At some point I decided the fastest way to get better at research was to ask people who actually do it for a living, so I started cold emailing professors. Not a handful — I kept a spreadsheet, and by the time I stopped counting it was somewhere past 150.

My first template was bad, and I mean that plainly. It was long, it opened with something like “I am a high school student passionate about AI and its applications,” and it asked for a lot without offering much back — could we set up a call, could you look at my project, do you have any advice for someone like me. I sent maybe thirty of those. I got back three replies, and two of them were polite declines.

The version that actually worked was shorter and more specific. I dropped the “passionate about AI” line entirely — professors get that phrase from every student email they’ve ever received and it tells them nothing. Instead I said exactly what I was working on in one sentence, referenced something specific from their actual research (a paper, a lab project, sometimes just a line from their faculty page), and asked one narrow question instead of a vague “can we talk.” Something closer to: here’s what I’m doing, here’s where I’m stuck, does this match anything you’ve seen in your work. Response rate went up a lot once I did that. Not dramatically — cold email to busy academics is still cold email — but enough that I started getting real replies instead of silence.

The most interesting thing that came out of the whole effort wasn’t from an email at all. It came from a conversation with a rabbi I knew, completely unrelated to any of this, who mentioned he had a connection to someone doing relevant research. That one relationship turned into a much more substantive conversation than any single cold email did — the kind where someone actually walks you through how they think about a problem, rather than just pointing you to a paper. It’s a good reminder that the people already around you are sometimes a better path in than a stranger’s inbox.

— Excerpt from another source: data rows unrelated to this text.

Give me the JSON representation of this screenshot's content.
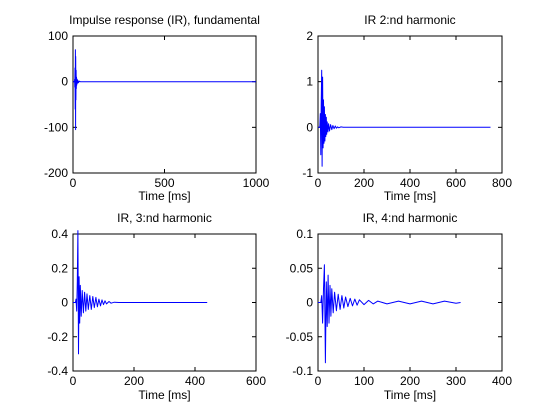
{
  "figure": {
    "background": "#ffffff",
    "line_color": "#0000ff"
  },
  "chart_data": [
    {
      "type": "line",
      "title": "Impulse response (IR), fundamental",
      "xlabel": "Time [ms]",
      "ylabel": "",
      "xlim": [
        0,
        1000
      ],
      "ylim": [
        -200,
        100
      ],
      "xticks": [
        0,
        500,
        1000
      ],
      "yticks": [
        -200,
        -100,
        0,
        100
      ],
      "grid": false,
      "series": [
        {
          "x": [
            0,
            8,
            9,
            10,
            11,
            12,
            13,
            14,
            15,
            16,
            17,
            18,
            19,
            20,
            21,
            22,
            24,
            26,
            28,
            30,
            35,
            40,
            60,
            100,
            1000
          ],
          "y": [
            0,
            0,
            5,
            -12,
            30,
            -60,
            70,
            -105,
            55,
            -40,
            25,
            -15,
            10,
            -8,
            6,
            -5,
            4,
            -3,
            2,
            -2,
            1,
            0,
            0,
            0,
            0
          ]
        }
      ]
    },
    {
      "type": "line",
      "title": "IR 2:nd harmonic",
      "xlabel": "Time [ms]",
      "ylabel": "",
      "xlim": [
        0,
        800
      ],
      "ylim": [
        -1,
        2
      ],
      "xticks": [
        0,
        200,
        400,
        600,
        800
      ],
      "yticks": [
        -1,
        0,
        1,
        2
      ],
      "grid": false,
      "series": [
        {
          "x": [
            0,
            8,
            10,
            12,
            14,
            16,
            18,
            20,
            22,
            24,
            26,
            28,
            30,
            32,
            34,
            36,
            38,
            40,
            43,
            46,
            50,
            55,
            60,
            65,
            70,
            75,
            80,
            85,
            90,
            100,
            110,
            125,
            150,
            750
          ],
          "y": [
            0,
            0,
            0.3,
            -0.6,
            0.5,
            1.25,
            -0.85,
            1.1,
            -0.45,
            0.6,
            -0.35,
            0.45,
            -0.3,
            0.28,
            -0.2,
            0.22,
            -0.15,
            0.12,
            -0.1,
            0.08,
            -0.08,
            0.06,
            -0.05,
            0.04,
            -0.03,
            0.03,
            -0.02,
            0.01,
            -0.01,
            0.01,
            0,
            0,
            0,
            0
          ]
        }
      ]
    },
    {
      "type": "line",
      "title": "IR, 3:nd harmonic",
      "xlabel": "Time [ms]",
      "ylabel": "",
      "xlim": [
        0,
        600
      ],
      "ylim": [
        -0.4,
        0.4
      ],
      "xticks": [
        0,
        200,
        400,
        600
      ],
      "yticks": [
        -0.4,
        -0.2,
        0,
        0.2,
        0.4
      ],
      "grid": false,
      "series": [
        {
          "x": [
            0,
            8,
            10,
            12,
            14,
            16,
            18,
            20,
            22,
            24,
            27,
            30,
            34,
            38,
            42,
            46,
            50,
            55,
            60,
            65,
            70,
            75,
            80,
            85,
            90,
            95,
            100,
            105,
            110,
            118,
            125,
            135,
            150,
            440
          ],
          "y": [
            0,
            0,
            0.02,
            -0.05,
            0.12,
            0.42,
            -0.3,
            0.15,
            -0.12,
            0.1,
            -0.08,
            0.07,
            -0.06,
            0.06,
            -0.05,
            0.05,
            -0.04,
            0.04,
            -0.04,
            0.035,
            -0.03,
            0.03,
            -0.025,
            0.02,
            -0.02,
            0.015,
            -0.012,
            0.01,
            -0.008,
            0.006,
            -0.004,
            0.002,
            0,
            0
          ]
        }
      ]
    },
    {
      "type": "line",
      "title": "IR, 4:nd harmonic",
      "xlabel": "Time [ms]",
      "ylabel": "",
      "xlim": [
        0,
        400
      ],
      "ylim": [
        -0.1,
        0.1
      ],
      "xticks": [
        0,
        100,
        200,
        300,
        400
      ],
      "yticks": [
        -0.1,
        -0.05,
        0,
        0.05,
        0.1
      ],
      "grid": false,
      "series": [
        {
          "x": [
            0,
            6,
            8,
            10,
            12,
            14,
            16,
            18,
            20,
            22,
            24,
            26,
            28,
            30,
            33,
            36,
            40,
            44,
            48,
            52,
            56,
            60,
            65,
            70,
            75,
            80,
            85,
            90,
            100,
            110,
            120,
            130,
            150,
            175,
            200,
            225,
            250,
            275,
            300,
            310
          ],
          "y": [
            0,
            0,
            0.01,
            -0.03,
            0.02,
            0.055,
            -0.088,
            0.03,
            -0.035,
            0.04,
            -0.03,
            0.025,
            -0.02,
            0.02,
            -0.015,
            0.015,
            -0.012,
            0.012,
            -0.01,
            0.01,
            -0.008,
            0.008,
            -0.006,
            0.006,
            -0.005,
            0.005,
            -0.004,
            0.004,
            -0.003,
            0.003,
            -0.002,
            0.002,
            -0.002,
            0.002,
            -0.002,
            0.002,
            -0.002,
            0.002,
            -0.001,
            0
          ]
        }
      ]
    }
  ]
}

If I’m honest about what a high schooler can realistically get out of 150 cold emails, it’s not mentorship and it’s not a research position. Mostly it’s small pieces of advice, a pointer to a paper you hadn’t found, occasionally a genuinely useful correction to something you got wrong. That’s still worth a lot. But I’d be lying if I said it was some hack that gets you a lab. What it gets you is practice writing to strangers concisely, a slightly thicker skin about being ignored, and once in a while, a door that opens somewhere you weren’t even knocking.